Back of the Dragon has turned Monday Night Cornhole into a standing piece of its Tazewell schedule, not a one-night novelty. The June 29 bracket ran from 7 to 9 p.m. with a $10 buy-in, double-elimination play and blind-draw partners, a setup that gave individual players a low-cost path into a real competition and left room for cash prizes, beer specials and pizza.
The calendar made the weekly rhythm plain. It listed Monday Night Cornhole for June 29, then again for July 6, July 13, July 20 and July 27, giving local players a string of Monday nights instead of a single pop-up. That matters in cornhole, where regular play often builds a deeper field than an occasional showcase because players can return, adjust and measure themselves against the same room.

The blind-draw format is a big part of the draw. Players can show up without a fixed partner, get assigned a teammate and still chase the bracket, which keeps the event open to solo competitors and adds some unpredictability to the matchups. In a bar-and-restaurant setting, that mix of chance and structure helps the night stay social without losing the edge of organized competition.
Back of the Dragon’s broader setup fits the event. The Welcome Center is built around lingering before or after a ride, with craft beer, specialty coffee, retail space and weekly events, and tourism listings in Smyth County describe the brewery and store as opening in 2020. Dragon Fired Pizza joined the operation in 2024, adding a wood-fired brick oven pizzeria to the mix and giving the Monday night bracket another built-in draw.

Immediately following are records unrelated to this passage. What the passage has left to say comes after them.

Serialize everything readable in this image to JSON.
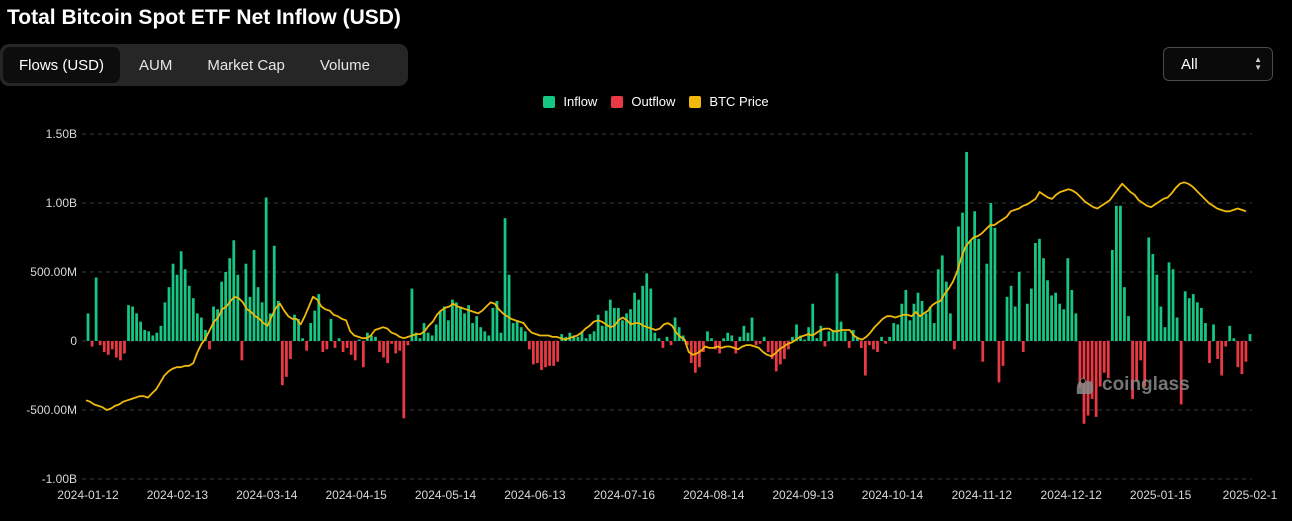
{
  "header": {
    "title": "Total Bitcoin Spot ETF Net Inflow (USD)"
  },
  "tabs": [
    {
      "label": "Flows (USD)",
      "active": true
    },
    {
      "label": "AUM",
      "active": false
    },
    {
      "label": "Market Cap",
      "active": false
    },
    {
      "label": "Volume",
      "active": false
    }
  ],
  "range_select": {
    "value": "All",
    "icon": "chevron-updown-icon"
  },
  "watermark": {
    "text": "coinglass",
    "icon": "coinglass-logo-icon"
  },
  "colors": {
    "inflow": "#16c784",
    "outflow": "#ea3943",
    "price": "#f0b90b",
    "grid": "#3a3a3a"
  },
  "chart_data": {
    "type": "bar",
    "legend": [
      "Inflow",
      "Outflow",
      "BTC Price"
    ],
    "legend_position": "top-center",
    "y_ticks": [
      "1.50B",
      "1.00B",
      "500.00M",
      "0",
      "-500.00M",
      "-1.00B"
    ],
    "y_tick_values": [
      1500,
      1000,
      500,
      0,
      -500,
      -1000
    ],
    "ylim_musd": [
      -1000,
      1500
    ],
    "x_ticks": [
      "2024-01-12",
      "2024-02-13",
      "2024-03-14",
      "2024-04-15",
      "2024-05-14",
      "2024-06-13",
      "2024-07-16",
      "2024-08-14",
      "2024-09-13",
      "2024-10-14",
      "2024-11-12",
      "2024-12-12",
      "2025-01-15",
      "2025-02-1"
    ],
    "grid": "horizontal dashed",
    "net_flow_musd": [
      200,
      -40,
      460,
      -30,
      -80,
      -100,
      -60,
      -120,
      -140,
      -90,
      260,
      250,
      200,
      140,
      80,
      70,
      40,
      60,
      110,
      280,
      390,
      560,
      480,
      650,
      520,
      400,
      310,
      200,
      170,
      80,
      -60,
      250,
      230,
      430,
      500,
      600,
      730,
      480,
      -140,
      560,
      320,
      660,
      390,
      280,
      1040,
      200,
      690,
      290,
      -320,
      -260,
      -130,
      190,
      160,
      20,
      -70,
      130,
      220,
      340,
      -80,
      -60,
      160,
      -50,
      20,
      -80,
      -50,
      -100,
      -140,
      10,
      -190,
      60,
      40,
      30,
      -80,
      -120,
      -160,
      -20,
      -90,
      -70,
      -560,
      -30,
      380,
      60,
      20,
      130,
      60,
      40,
      120,
      220,
      250,
      150,
      300,
      280,
      250,
      200,
      260,
      130,
      180,
      100,
      70,
      40,
      240,
      290,
      60,
      890,
      480,
      130,
      150,
      100,
      70,
      -60,
      -170,
      -160,
      -210,
      -190,
      -180,
      -180,
      -150,
      50,
      30,
      60,
      40,
      30,
      70,
      20,
      50,
      70,
      190,
      110,
      220,
      300,
      240,
      240,
      150,
      200,
      230,
      350,
      300,
      400,
      490,
      380,
      60,
      20,
      -50,
      30,
      -30,
      170,
      100,
      40,
      -30,
      -160,
      -230,
      -190,
      -80,
      70,
      20,
      -60,
      -90,
      20,
      60,
      40,
      -90,
      30,
      110,
      60,
      170,
      -30,
      -20,
      30,
      -80,
      -130,
      -220,
      -170,
      -130,
      -60,
      30,
      120,
      40,
      10,
      100,
      270,
      20,
      110,
      -40,
      70,
      80,
      490,
      140,
      70,
      -50,
      80,
      20,
      -50,
      -250,
      -30,
      -60,
      -80,
      30,
      -20,
      30,
      130,
      120,
      270,
      370,
      150,
      270,
      350,
      290,
      200,
      250,
      130,
      520,
      620,
      430,
      200,
      -60,
      830,
      930,
      1370,
      730,
      940,
      740,
      -150,
      560,
      1000,
      820,
      -300,
      -180,
      320,
      400,
      250,
      500,
      -80,
      270,
      380,
      710,
      740,
      600,
      440,
      330,
      350,
      270,
      230,
      600,
      370,
      200,
      -340,
      -600,
      -540,
      -420,
      -550,
      -330,
      -230,
      -270,
      660,
      980,
      980,
      390,
      180,
      -420,
      -290,
      -140,
      -330,
      750,
      630,
      480,
      250,
      100,
      570,
      520,
      170,
      -460,
      360,
      310,
      340,
      280,
      240,
      130,
      -160,
      120,
      -130,
      -250,
      -40,
      110,
      20,
      -190,
      -240,
      -150,
      50
    ],
    "btc_price_musd": [
      -430,
      -440,
      -460,
      -470,
      -480,
      -500,
      -490,
      -470,
      -460,
      -440,
      -430,
      -420,
      -410,
      -400,
      -400,
      -410,
      -380,
      -350,
      -300,
      -250,
      -220,
      -200,
      -190,
      -190,
      -180,
      -180,
      -160,
      -80,
      -20,
      20,
      80,
      140,
      170,
      230,
      250,
      290,
      320,
      310,
      280,
      230,
      210,
      180,
      160,
      130,
      110,
      180,
      240,
      270,
      220,
      180,
      160,
      160,
      120,
      180,
      250,
      320,
      300,
      250,
      230,
      220,
      190,
      180,
      160,
      150,
      70,
      40,
      30,
      20,
      20,
      40,
      80,
      90,
      100,
      90,
      60,
      50,
      30,
      20,
      30,
      40,
      50,
      50,
      70,
      110,
      140,
      190,
      220,
      240,
      250,
      270,
      250,
      240,
      230,
      220,
      210,
      200,
      220,
      250,
      280,
      270,
      230,
      200,
      180,
      160,
      150,
      140,
      130,
      90,
      60,
      50,
      40,
      40,
      40,
      30,
      30,
      20,
      10,
      20,
      30,
      40,
      60,
      90,
      110,
      140,
      150,
      140,
      120,
      100,
      110,
      150,
      170,
      150,
      120,
      130,
      130,
      110,
      100,
      90,
      80,
      90,
      120,
      130,
      110,
      60,
      30,
      10,
      -80,
      -100,
      -90,
      -70,
      -40,
      -50,
      -50,
      -40,
      -50,
      -40,
      -40,
      -50,
      -60,
      -40,
      -30,
      -30,
      -40,
      -50,
      -80,
      -100,
      -110,
      -90,
      -60,
      -40,
      -20,
      -10,
      10,
      30,
      40,
      50,
      40,
      60,
      80,
      90,
      90,
      70,
      70,
      80,
      80,
      80,
      40,
      20,
      10,
      30,
      60,
      100,
      130,
      160,
      180,
      180,
      170,
      180,
      190,
      190,
      180,
      210,
      180,
      200,
      220,
      260,
      280,
      290,
      340,
      380,
      430,
      500,
      600,
      680,
      720,
      750,
      760,
      780,
      810,
      840,
      840,
      860,
      880,
      900,
      940,
      950,
      960,
      980,
      990,
      1010,
      1030,
      1080,
      1060,
      1040,
      1030,
      1060,
      1080,
      1090,
      1100,
      1090,
      1070,
      1040,
      1010,
      990,
      970,
      960,
      980,
      1000,
      1020,
      1060,
      1100,
      1140,
      1110,
      1080,
      1060,
      1020,
      1000,
      980,
      970,
      990,
      1010,
      1030,
      1040,
      1070,
      1110,
      1140,
      1150,
      1140,
      1120,
      1090,
      1060,
      1030,
      1000,
      980,
      960,
      950,
      940,
      940,
      950,
      960,
      950,
      940
    ]
  }
}
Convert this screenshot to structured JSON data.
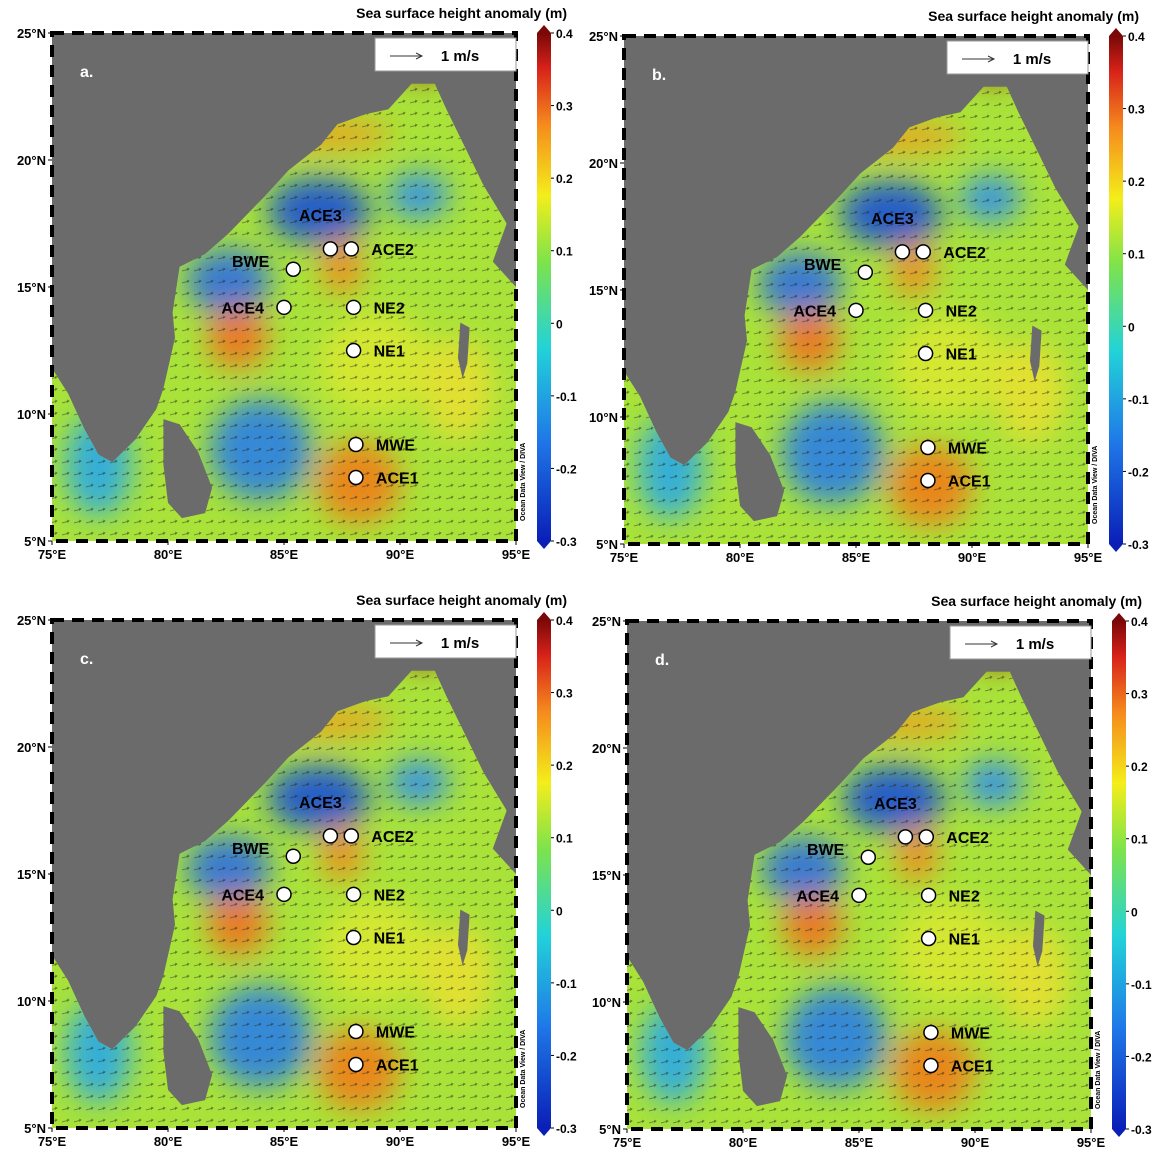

The location also helps explain why the event has traction. Back of the Dragon sits at 592 W Main Street in Tazewell, and an events listing identifies Back Of The Dragon Pizza & Brews as the organizer. With cornhole placed alongside trivia and live music in the weekly rotation, Monday night now works like a regular appointment: a low buy-in, a chance at cash and a predictable game night that keeps drawing players back.